3. They gain altitude.
4. They rapidly get closer. Autofocus is the only option. I'm firing madly and laughing like a hyena, but you can't hear me over the clamoring geese. See the ripples on the water? I'll tell you about that later.
5. The bulk of the flock is directly overhead now.
6. I turn to catch part of the flock going over.
7. The flock on high.
Now, about those ripples on the water. Take a look at this lovely flock, coming right over our heads. See anything to be alarmed about? Let's take a closer look.Uh-huh. Pretty much every bird that takes off lightens its load by pooping. That's what the marks on the water's surface are all about. And mixed with the exultation and clamor of their liftoff is a pattering rain of warm goose poop. These are big birds, folks. So the soundtrack from the photographers clustered on the dike is gasps of wonder followed by exclamations of disgust. I had a hat on, and I've been pooped on by everything from terns to macaws, so I didn't mind. They scored on the front of my khakis. That's what field clothes are for.

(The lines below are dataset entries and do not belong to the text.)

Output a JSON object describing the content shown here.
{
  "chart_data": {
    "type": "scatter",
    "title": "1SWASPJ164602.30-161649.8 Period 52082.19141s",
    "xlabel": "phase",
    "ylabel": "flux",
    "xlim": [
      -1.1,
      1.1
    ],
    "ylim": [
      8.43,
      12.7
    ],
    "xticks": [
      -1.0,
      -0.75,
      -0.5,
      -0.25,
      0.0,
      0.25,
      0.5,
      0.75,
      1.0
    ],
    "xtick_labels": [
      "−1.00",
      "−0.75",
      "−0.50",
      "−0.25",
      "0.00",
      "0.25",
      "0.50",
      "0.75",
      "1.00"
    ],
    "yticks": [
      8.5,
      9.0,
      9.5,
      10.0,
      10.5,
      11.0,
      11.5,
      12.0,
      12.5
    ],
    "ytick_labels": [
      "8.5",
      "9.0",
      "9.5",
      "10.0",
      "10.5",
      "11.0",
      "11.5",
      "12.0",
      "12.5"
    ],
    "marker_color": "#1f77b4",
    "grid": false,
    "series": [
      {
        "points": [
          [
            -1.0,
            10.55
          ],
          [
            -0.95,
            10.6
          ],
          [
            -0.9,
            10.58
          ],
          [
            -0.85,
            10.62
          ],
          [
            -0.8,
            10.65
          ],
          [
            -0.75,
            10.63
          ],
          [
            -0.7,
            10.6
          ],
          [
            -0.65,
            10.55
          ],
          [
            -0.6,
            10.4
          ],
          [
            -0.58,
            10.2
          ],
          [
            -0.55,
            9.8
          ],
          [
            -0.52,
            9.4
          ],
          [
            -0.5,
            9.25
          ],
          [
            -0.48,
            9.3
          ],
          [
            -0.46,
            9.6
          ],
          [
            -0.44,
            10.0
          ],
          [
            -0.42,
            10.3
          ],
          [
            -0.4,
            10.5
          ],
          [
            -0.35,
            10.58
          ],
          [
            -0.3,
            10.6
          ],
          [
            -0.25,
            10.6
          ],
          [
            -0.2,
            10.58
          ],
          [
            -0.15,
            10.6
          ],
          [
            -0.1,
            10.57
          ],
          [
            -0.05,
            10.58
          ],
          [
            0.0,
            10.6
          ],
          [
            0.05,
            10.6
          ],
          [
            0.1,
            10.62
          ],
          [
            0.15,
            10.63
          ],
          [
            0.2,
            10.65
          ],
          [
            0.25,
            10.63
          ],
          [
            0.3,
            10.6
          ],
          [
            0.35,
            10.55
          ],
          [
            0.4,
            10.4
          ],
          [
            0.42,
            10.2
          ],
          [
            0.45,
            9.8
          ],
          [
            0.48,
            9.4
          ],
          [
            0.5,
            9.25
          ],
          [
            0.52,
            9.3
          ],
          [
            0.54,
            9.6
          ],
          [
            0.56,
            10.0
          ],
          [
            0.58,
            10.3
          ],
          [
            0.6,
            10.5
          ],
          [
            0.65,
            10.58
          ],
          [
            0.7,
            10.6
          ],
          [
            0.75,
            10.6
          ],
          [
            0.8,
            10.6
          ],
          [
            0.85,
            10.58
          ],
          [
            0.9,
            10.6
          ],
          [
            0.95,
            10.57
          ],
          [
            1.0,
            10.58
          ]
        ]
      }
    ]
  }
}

This is one of my favorite shots of the session, for its symmetry and the poetry of the birds' synchronous wingbeats. But I have to note, being an observant person, that the uppermost bird is in mid-poop. I guess that's what Photoshop is all about. If I knew how to use it, I'd probably still leave the poop in. Why delete any information? Information is manna to Science Chimps.
I'll take a patter of warm goose poop any day, for shots like these. Oh, how I'd love to be back in November's sunny New Mexico, as the sleet patters on frozen boilerplate snow outside.Just remember to keep your mouth shut, should you ever be so lucky as to witness a rising.